Iran’s Parliament has passed Article 22 of the controversial family protection act requiring the registration of temporary marriages. The article has been amended however to make registration of temporary marriages only obligatory in certain cases such as those invovling a pregnancy.
Iranian media report that Parliament approved the registration of temporary marriages with a vote of 104 to 6, with 12 abstentions.
The article calling for the registration of temporary marriages without any conditions was written with an eye to protecting the rights of women who become a man’s second or third wife. Children produced by such unions have no legal rights when a marriage is not registered.
Setareh Hedayatkhah, a spokeswoman for Parliament’s Cultural Commission, had proposed that no conditions should be put on the registration of temporary marriages, and that registration should be compulsory for all of them.

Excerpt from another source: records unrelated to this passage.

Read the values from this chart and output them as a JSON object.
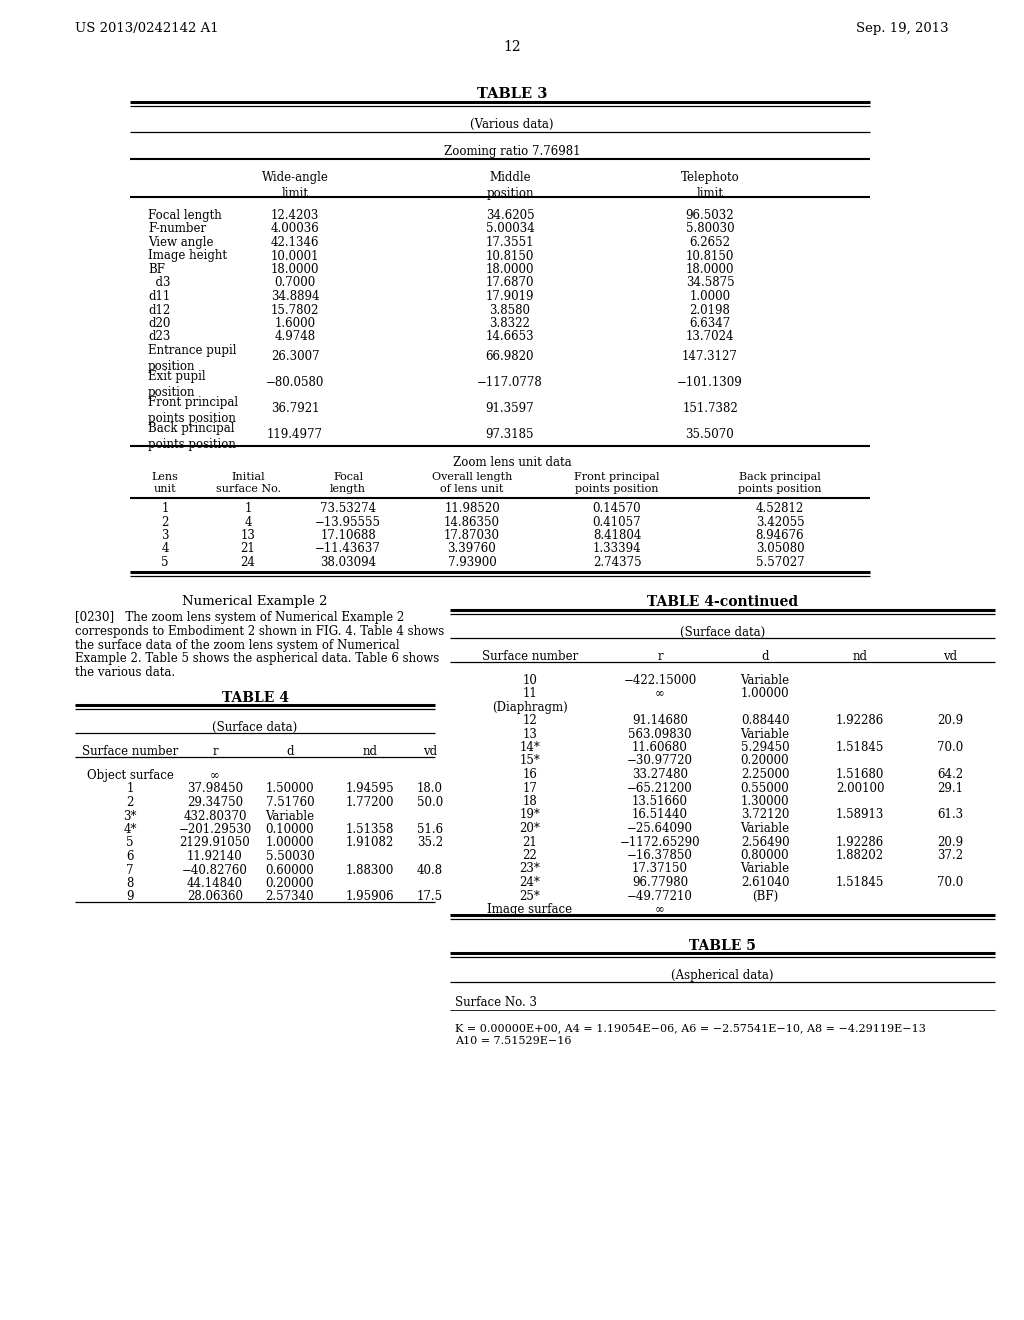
{
  "header_left": "US 2013/0242142 A1",
  "header_right": "Sep. 19, 2013",
  "page_number": "12",
  "bg_color": "#ffffff",
  "table3_title": "TABLE 3",
  "table3_subtitle": "(Various data)",
  "table3_zoom": "Zooming ratio 7.76981",
  "table3_rows": [
    [
      "Focal length",
      "12.4203",
      "34.6205",
      "96.5032"
    ],
    [
      "F-number",
      "4.00036",
      "5.00034",
      "5.80030"
    ],
    [
      "View angle",
      "42.1346",
      "17.3551",
      "6.2652"
    ],
    [
      "Image height",
      "10.0001",
      "10.8150",
      "10.8150"
    ],
    [
      "BF",
      "18.0000",
      "18.0000",
      "18.0000"
    ],
    [
      "  d3",
      "0.7000",
      "17.6870",
      "34.5875"
    ],
    [
      "d11",
      "34.8894",
      "17.9019",
      "1.0000"
    ],
    [
      "d12",
      "15.7802",
      "3.8580",
      "2.0198"
    ],
    [
      "d20",
      "1.6000",
      "3.8322",
      "6.6347"
    ],
    [
      "d23",
      "4.9748",
      "14.6653",
      "13.7024"
    ],
    [
      "Entrance pupil\nposition",
      "26.3007",
      "66.9820",
      "147.3127"
    ],
    [
      "Exit pupil\nposition",
      "−80.0580",
      "−117.0778",
      "−101.1309"
    ],
    [
      "Front principal\npoints position",
      "36.7921",
      "91.3597",
      "151.7382"
    ],
    [
      "Back principal\npoints position",
      "119.4977",
      "97.3185",
      "35.5070"
    ]
  ],
  "table3_row_twolines": [
    false,
    false,
    false,
    false,
    false,
    false,
    false,
    false,
    false,
    false,
    true,
    true,
    true,
    true
  ],
  "table3_zoom_unit_title": "Zoom lens unit data",
  "table3_zoom_unit_col_headers": [
    "Lens\nunit",
    "Initial\nsurface No.",
    "Focal\nlength",
    "Overall length\nof lens unit",
    "Front principal\npoints position",
    "Back principal\npoints position"
  ],
  "table3_zoom_unit_rows": [
    [
      "1",
      "1",
      "73.53274",
      "11.98520",
      "0.14570",
      "4.52812"
    ],
    [
      "2",
      "4",
      "−13.95555",
      "14.86350",
      "0.41057",
      "3.42055"
    ],
    [
      "3",
      "13",
      "17.10688",
      "17.87030",
      "8.41804",
      "8.94676"
    ],
    [
      "4",
      "21",
      "−11.43637",
      "3.39760",
      "1.33394",
      "3.05080"
    ],
    [
      "5",
      "24",
      "38.03094",
      "7.93900",
      "2.74375",
      "5.57027"
    ]
  ],
  "num_example2_title": "Numerical Example 2",
  "num_example2_text_lines": [
    "[0230]   The zoom lens system of Numerical Example 2",
    "corresponds to Embodiment 2 shown in FIG. 4. Table 4 shows",
    "the surface data of the zoom lens system of Numerical",
    "Example 2. Table 5 shows the aspherical data. Table 6 shows",
    "the various data."
  ],
  "table4_title": "TABLE 4",
  "table4_subtitle": "(Surface data)",
  "table4_col_headers": [
    "Surface number",
    "r",
    "d",
    "nd",
    "vd"
  ],
  "table4_left_rows": [
    [
      "Object surface",
      "∞",
      "",
      "",
      ""
    ],
    [
      "1",
      "37.98450",
      "1.50000",
      "1.94595",
      "18.0"
    ],
    [
      "2",
      "29.34750",
      "7.51760",
      "1.77200",
      "50.0"
    ],
    [
      "3*",
      "432.80370",
      "Variable",
      "",
      ""
    ],
    [
      "4*",
      "−201.29530",
      "0.10000",
      "1.51358",
      "51.6"
    ],
    [
      "5",
      "2129.91050",
      "1.00000",
      "1.91082",
      "35.2"
    ],
    [
      "6",
      "11.92140",
      "5.50030",
      "",
      ""
    ],
    [
      "7",
      "−40.82760",
      "0.60000",
      "1.88300",
      "40.8"
    ],
    [
      "8",
      "44.14840",
      "0.20000",
      "",
      ""
    ],
    [
      "9",
      "28.06360",
      "2.57340",
      "1.95906",
      "17.5"
    ]
  ],
  "table4_continued_title": "TABLE 4-continued",
  "table4_continued_subtitle": "(Surface data)",
  "table4_continued_col_headers": [
    "Surface number",
    "r",
    "d",
    "nd",
    "vd"
  ],
  "table4_right_rows": [
    [
      "10",
      "−422.15000",
      "Variable",
      "",
      ""
    ],
    [
      "11",
      "∞",
      "1.00000",
      "",
      ""
    ],
    [
      "(Diaphragm)",
      "",
      "",
      "",
      ""
    ],
    [
      "12",
      "91.14680",
      "0.88440",
      "1.92286",
      "20.9"
    ],
    [
      "13",
      "563.09830",
      "Variable",
      "",
      ""
    ],
    [
      "14*",
      "11.60680",
      "5.29450",
      "1.51845",
      "70.0"
    ],
    [
      "15*",
      "−30.97720",
      "0.20000",
      "",
      ""
    ],
    [
      "16",
      "33.27480",
      "2.25000",
      "1.51680",
      "64.2"
    ],
    [
      "17",
      "−65.21200",
      "0.55000",
      "2.00100",
      "29.1"
    ],
    [
      "18",
      "13.51660",
      "1.30000",
      "",
      ""
    ],
    [
      "19*",
      "16.51440",
      "3.72120",
      "1.58913",
      "61.3"
    ],
    [
      "20*",
      "−25.64090",
      "Variable",
      "",
      ""
    ],
    [
      "21",
      "−1172.65290",
      "2.56490",
      "1.92286",
      "20.9"
    ],
    [
      "22",
      "−16.37850",
      "0.80000",
      "1.88202",
      "37.2"
    ],
    [
      "23*",
      "17.37150",
      "Variable",
      "",
      ""
    ],
    [
      "24*",
      "96.77980",
      "2.61040",
      "1.51845",
      "70.0"
    ],
    [
      "25*",
      "−49.77210",
      "(BF)",
      "",
      ""
    ],
    [
      "Image surface",
      "∞",
      "",
      "",
      ""
    ]
  ],
  "table5_title": "TABLE 5",
  "table5_subtitle": "(Aspherical data)",
  "table5_surface": "Surface No. 3",
  "table5_formula": "K = 0.00000E+00, A4 = 1.19054E−06, A6 = −2.57541E−10, A8 = −4.29119E−13",
  "table5_formula2": "A10 = 7.51529E−16"
}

“The lack of registration and the lack of an obligation to do so will harm people’s lives, especially those of women, and it only benefits irresponsible men.”
Her proposal was turned down, however, with Mohammad Dehghan, a member of Parliament’s Legal and judicial Commission, stating that the main appeal of temporary marriages is that they remain unregistered. He said: “Family issues, especially marriage, are among the most private matters in an individual’s life, and lawmakers must not interfere so deeply in people’s private affairs.”
Last year, Zahra Rahnavard, the opposition leader and former head of Al-Zahra University who is now under house arrest, described the so-called Family Protection Law as harmful to the institution of family and she called for its removal from Parliament’s agenda.
Women’s rights groups and even members of conservative women’s groups have also protested the law, saying that despite its aim to protect the rights of women and the offspring of such unions, ultimately it paves the way for polygamy, which is in essence a violation of gender equality.